EAU-FORTE, (subst. fém.) terme de gravure. Le mot eau-forte se prend en deux sens différens il signifie, dans le premier sens, une liqueur acide qui ronge l’airain. Il y en a de deux sortes ; l’eau-forte de départ, & l’eau-forte à couler : l’artiste en fait usage pour rendre profondes & solides les tailles qu’il a tracées sur un vernis dont il a commencé par couvrir son cuivre. Cette opération appartient à la pratique.

L’eau-forte, dans un autre sens, se prend pour l’estampe qui est le produit du travail que l’artiste a tracé sur le vernis, & qu’il a fait creuser par l’eau-forte. C’est dans ce sens que l’on dit : « les eaux-fortes de Labelle sont pleines d’esprit. Les eaux-fortes des peintres sont quelquefois plus recherchées que les plus belles estampes des graveurs. »

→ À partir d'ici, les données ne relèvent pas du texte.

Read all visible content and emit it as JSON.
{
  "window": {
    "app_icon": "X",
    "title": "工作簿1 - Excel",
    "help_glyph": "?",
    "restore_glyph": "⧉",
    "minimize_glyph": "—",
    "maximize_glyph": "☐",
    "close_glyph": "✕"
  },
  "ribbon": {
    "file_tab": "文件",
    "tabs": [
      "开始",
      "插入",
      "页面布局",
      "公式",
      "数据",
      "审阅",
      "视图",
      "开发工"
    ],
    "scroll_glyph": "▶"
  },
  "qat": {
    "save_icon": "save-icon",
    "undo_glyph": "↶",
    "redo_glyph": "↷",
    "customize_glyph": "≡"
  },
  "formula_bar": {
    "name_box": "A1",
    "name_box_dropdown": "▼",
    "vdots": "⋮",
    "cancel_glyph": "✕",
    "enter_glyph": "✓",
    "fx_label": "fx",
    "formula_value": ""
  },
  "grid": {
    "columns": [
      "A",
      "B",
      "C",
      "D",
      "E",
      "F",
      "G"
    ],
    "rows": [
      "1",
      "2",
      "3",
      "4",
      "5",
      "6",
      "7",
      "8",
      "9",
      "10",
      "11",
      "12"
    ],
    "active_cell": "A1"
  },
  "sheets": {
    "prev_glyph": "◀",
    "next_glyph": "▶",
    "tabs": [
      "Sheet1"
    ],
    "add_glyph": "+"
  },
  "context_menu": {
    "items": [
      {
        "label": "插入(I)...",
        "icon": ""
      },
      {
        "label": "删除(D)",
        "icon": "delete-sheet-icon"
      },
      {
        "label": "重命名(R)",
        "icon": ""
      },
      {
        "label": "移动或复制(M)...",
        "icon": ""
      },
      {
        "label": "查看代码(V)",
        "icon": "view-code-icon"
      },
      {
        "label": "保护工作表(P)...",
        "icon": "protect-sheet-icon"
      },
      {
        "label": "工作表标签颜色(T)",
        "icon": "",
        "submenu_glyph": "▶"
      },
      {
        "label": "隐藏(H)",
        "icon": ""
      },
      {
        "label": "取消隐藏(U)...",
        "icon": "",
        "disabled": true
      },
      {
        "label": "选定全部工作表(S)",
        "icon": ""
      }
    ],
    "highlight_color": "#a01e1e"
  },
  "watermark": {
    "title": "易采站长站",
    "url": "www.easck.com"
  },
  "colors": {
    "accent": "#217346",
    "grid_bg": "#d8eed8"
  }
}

Ceux qui ont quelque connoissance des procédés de la gravure au burin & de celle à l’eau-forte, ou qui prendront la peine de se procurer cette connoissance dans le dictionaire pratique, sentiront combien la gravure à l’eau-forte doit l’emporter par l’esprit, le goût & la liberté. Le burin est un outil résistant, qui est poussé par la force du poignet, au lieu d’être conduit par l’agilité de, doigts, & qui ne procède que par des lignes droites ou circulaires. La pointe dont on se sert pour graver à l’eau-forte se tient avec les doigts comme une plume ou un crayon & se prête à tous les mouvemens que les doigts veulent lui imprimer. Tantôt on la conduit avec fermeté, tantôt on la fait badiner sur le vernis ; elle se prête à tous les travaux capricieux qu’on lui prescrit de tracer. Comparée au crayon, elle a le désavantagc de la résistance que lui oppose le cuivre qu’elle doit entamer plus ou moins légèrement ; mais elle a l’avantage de produire au besoin des travaux bien plus subtils. Si les tailles qu’elle trace ont par elles-mêmes plus de maigreur & de sécheresse que les hachures faites au crayon, c’est un inconvénient que l’intelligence & le goût de l’artiste font aisément disparoître, & dont il tire même des agrémens particuliers à son art.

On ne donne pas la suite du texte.